According to [Wikipedia](https://en.wikipedia.org/wiki/Climate_of_Australia), the majority of rainfall occurs between December and March (the Southern Hemisphere summer), when thunderstorms are common and afternoon relative humidity averages over 70% during the wettest months. On average more than 1,570 mm (62 in) of rain falls in the north. Thunderstorms can produce spectacular lightning displays.



In [None]:
avg_rainfall = df.groupby(["Location","Year", "Month"]).agg({"Rainfall" : "sum", "Humidity9am" : "mean", "Humidity3pm" : "mean"}).reset_index()
avg_monthly_rainfall = avg_rainfall.groupby(["Year", "Month"]).agg({"Rainfall" : "mean"}).reset_index()
px.area(avg_monthly_rainfall, x = "Year", y = "Rainfall", color = "Month", title = "Monthly Rainfall Trend")

In [None]:
px.box(avg_monthly_rainfall, x = "Month", y = "Rainfall", title = "Monthly Rainfall Distribution")

In [None]:
locations_list = dataset["Location"].unique()
locations_list = [location + " Australia" for location in locations_list]

geolocator = Nominatim(user_agent="my_application")
locations_list = dataset["Location"].unique()
locations_list = [location + " Australia" for location in locations_list]
location_dict = dict()
for location in locations_list:
    geo_location = geolocator.geocode(location)
    if geo_location is not None:
        location_dict[re.sub(" Australia", "", location)] = [geo_location.latitude, geo_location.longitude]

In [None]:
location_dict, len(location_dict)

We only got the geolocations of 35 locations of Australia!
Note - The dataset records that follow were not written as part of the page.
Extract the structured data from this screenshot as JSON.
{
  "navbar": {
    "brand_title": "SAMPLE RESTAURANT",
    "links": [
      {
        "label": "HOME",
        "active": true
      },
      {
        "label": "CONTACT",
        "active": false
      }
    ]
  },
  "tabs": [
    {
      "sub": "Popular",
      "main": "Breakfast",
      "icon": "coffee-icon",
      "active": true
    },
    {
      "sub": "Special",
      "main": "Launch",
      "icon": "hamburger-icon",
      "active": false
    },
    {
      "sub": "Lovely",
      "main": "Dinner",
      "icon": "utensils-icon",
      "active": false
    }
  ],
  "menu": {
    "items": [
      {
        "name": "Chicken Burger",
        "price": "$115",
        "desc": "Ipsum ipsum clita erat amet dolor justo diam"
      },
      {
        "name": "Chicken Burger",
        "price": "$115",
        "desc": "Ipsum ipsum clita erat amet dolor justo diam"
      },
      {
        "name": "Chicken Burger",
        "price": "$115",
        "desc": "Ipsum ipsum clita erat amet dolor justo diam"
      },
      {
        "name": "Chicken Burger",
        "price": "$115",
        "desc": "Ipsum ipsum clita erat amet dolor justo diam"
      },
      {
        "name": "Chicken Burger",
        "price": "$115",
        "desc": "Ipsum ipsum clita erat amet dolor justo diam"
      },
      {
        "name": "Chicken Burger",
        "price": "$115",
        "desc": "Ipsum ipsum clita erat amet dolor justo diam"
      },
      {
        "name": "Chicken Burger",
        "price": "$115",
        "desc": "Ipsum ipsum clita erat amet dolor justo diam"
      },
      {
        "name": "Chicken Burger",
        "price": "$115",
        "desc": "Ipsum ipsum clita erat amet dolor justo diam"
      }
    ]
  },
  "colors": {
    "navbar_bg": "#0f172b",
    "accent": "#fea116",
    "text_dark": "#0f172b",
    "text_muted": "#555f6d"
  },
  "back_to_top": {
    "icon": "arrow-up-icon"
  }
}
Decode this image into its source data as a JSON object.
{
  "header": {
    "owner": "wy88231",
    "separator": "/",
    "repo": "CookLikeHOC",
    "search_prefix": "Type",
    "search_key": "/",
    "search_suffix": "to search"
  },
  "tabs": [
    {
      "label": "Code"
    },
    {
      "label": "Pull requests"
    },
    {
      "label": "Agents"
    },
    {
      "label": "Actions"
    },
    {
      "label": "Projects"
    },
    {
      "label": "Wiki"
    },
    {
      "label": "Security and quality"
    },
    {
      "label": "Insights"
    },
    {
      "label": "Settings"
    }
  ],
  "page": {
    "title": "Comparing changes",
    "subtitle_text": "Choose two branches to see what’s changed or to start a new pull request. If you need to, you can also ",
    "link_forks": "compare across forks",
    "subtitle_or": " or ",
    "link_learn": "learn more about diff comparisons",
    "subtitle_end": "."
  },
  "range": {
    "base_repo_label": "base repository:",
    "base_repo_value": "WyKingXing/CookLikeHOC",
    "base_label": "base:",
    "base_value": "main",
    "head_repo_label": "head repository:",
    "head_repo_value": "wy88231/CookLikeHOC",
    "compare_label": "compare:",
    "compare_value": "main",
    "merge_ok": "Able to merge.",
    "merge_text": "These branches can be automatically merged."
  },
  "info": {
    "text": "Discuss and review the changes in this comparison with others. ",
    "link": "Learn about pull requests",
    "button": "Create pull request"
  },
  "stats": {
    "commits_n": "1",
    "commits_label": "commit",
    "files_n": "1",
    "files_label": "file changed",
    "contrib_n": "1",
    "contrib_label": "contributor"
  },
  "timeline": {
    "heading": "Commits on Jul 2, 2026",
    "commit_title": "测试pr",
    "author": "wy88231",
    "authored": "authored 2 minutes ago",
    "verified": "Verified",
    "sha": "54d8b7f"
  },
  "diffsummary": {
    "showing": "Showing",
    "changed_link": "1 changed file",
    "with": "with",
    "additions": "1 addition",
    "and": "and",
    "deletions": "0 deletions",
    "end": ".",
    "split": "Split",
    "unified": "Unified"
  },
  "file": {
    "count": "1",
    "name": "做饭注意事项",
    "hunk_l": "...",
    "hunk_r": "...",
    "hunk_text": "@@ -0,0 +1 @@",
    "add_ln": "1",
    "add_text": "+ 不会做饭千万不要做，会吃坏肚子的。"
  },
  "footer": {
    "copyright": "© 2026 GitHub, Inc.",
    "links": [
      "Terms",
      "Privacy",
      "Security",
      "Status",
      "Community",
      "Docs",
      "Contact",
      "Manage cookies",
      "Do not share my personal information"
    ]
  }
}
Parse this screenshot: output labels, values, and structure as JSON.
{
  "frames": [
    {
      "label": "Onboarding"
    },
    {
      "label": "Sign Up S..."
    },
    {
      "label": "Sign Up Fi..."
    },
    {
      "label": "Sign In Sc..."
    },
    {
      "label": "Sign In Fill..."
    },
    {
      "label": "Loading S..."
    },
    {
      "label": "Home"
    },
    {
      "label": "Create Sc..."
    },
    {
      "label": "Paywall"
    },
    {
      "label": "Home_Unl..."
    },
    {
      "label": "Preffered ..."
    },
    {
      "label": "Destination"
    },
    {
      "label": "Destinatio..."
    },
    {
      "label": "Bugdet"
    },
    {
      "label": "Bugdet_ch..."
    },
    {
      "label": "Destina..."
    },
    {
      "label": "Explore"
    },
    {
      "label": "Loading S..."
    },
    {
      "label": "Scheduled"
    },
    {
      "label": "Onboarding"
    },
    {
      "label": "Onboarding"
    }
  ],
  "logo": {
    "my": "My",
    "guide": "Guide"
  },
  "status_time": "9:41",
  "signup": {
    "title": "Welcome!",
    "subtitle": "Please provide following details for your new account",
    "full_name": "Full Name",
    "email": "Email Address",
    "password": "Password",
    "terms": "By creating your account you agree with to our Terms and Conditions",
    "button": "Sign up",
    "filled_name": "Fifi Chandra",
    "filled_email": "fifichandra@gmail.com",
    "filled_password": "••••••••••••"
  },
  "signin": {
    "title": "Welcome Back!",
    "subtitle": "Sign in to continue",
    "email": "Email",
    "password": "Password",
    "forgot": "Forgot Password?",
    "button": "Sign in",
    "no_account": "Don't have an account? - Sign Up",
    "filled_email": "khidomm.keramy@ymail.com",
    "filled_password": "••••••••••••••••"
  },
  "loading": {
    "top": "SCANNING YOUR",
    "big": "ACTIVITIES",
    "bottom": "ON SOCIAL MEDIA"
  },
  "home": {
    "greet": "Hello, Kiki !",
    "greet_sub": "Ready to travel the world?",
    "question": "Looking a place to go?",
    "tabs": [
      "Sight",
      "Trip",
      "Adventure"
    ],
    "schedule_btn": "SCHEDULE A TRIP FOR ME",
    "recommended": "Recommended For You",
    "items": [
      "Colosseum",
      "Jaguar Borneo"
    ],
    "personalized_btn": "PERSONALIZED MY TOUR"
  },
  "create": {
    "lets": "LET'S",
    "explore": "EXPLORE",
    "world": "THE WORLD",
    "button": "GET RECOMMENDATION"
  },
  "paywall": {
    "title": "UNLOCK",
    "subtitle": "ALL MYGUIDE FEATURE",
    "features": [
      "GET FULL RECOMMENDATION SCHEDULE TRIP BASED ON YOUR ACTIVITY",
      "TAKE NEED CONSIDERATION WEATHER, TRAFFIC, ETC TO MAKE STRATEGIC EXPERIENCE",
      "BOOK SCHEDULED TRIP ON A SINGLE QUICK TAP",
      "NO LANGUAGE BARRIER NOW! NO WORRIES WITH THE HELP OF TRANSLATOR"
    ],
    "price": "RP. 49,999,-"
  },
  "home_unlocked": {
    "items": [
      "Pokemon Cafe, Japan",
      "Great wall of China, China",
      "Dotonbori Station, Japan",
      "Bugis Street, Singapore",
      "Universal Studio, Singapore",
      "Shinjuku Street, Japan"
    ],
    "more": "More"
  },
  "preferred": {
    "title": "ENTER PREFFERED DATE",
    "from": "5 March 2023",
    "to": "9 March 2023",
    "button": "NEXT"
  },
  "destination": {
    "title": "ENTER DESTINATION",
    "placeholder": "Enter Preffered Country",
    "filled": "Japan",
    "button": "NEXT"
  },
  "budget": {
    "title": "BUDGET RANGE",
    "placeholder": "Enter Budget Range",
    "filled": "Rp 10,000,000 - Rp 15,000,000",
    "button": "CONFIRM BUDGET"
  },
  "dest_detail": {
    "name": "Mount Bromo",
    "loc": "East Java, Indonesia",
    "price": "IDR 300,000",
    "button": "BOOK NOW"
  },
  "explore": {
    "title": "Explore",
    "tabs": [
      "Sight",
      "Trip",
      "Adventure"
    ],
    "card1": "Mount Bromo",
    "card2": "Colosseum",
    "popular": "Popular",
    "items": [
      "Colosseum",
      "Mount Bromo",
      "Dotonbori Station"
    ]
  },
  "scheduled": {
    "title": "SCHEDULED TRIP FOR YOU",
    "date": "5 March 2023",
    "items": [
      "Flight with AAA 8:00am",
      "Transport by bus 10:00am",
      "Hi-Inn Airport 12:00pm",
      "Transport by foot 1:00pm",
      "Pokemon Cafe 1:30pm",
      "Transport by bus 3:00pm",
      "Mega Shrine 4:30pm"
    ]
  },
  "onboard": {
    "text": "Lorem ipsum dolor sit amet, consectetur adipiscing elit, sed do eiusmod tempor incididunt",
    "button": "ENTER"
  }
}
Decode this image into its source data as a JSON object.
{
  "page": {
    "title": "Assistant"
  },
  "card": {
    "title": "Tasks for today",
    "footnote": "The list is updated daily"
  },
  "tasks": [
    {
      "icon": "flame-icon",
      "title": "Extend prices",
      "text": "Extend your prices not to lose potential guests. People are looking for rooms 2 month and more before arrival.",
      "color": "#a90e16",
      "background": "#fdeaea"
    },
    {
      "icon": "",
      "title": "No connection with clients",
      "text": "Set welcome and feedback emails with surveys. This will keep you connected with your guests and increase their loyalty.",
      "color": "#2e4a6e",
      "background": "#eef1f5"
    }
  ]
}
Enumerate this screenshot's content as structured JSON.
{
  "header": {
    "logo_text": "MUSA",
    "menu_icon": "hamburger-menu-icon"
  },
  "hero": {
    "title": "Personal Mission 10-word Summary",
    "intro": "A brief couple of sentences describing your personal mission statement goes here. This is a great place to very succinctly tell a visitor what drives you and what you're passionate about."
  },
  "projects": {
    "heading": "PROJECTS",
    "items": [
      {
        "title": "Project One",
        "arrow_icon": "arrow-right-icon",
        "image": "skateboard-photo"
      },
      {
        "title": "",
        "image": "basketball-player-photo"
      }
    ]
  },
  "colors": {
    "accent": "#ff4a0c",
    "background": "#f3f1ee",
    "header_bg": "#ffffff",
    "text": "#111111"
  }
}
Nevertheless, let's see how the data looks like when mapped on a geographical map of Australia

In [None]:
avg_rainfall_by_location = avg_rainfall.groupby(["Location", "Year"]).agg({"Rainfall": "sum"}).reset_index()
avg_yearly_rainfall_by_location = avg_rainfall_by_location.groupby("Location").agg({"Rainfall" : "mean"}).reset_index()
px.bar(avg_yearly_rainfall_by_location, x = "Location", y = "Rainfall", title = "Average Yearly Rainfall by location")

In [None]:
avg_yearly_rainfall_by_location_cordinates = avg_rainfall_by_location.copy().sort_values("Year")
avg_yearly_rainfall_by_location_cordinates["Cordinates"] = avg_yearly_rainfall_by_location_cordinates["Location"].map(location_dict)
avg_yearly_rainfall_by_location_cordinates = avg_yearly_rainfall_by_location_cordinates[~avg_yearly_rainfall_by_location_cordinates["Cordinates"].isnull()]
avg_yearly_rainfall_by_location_cordinates["Lat"] = avg_yearly_rainfall_by_location_cordinates["Cordinates"].apply(lambda x: x[0])
avg_yearly_rainfall_by_location_cordinates["Long"] = avg_yearly_rainfall_by_location_cordinates["Cordinates"].apply(lambda x: x[1])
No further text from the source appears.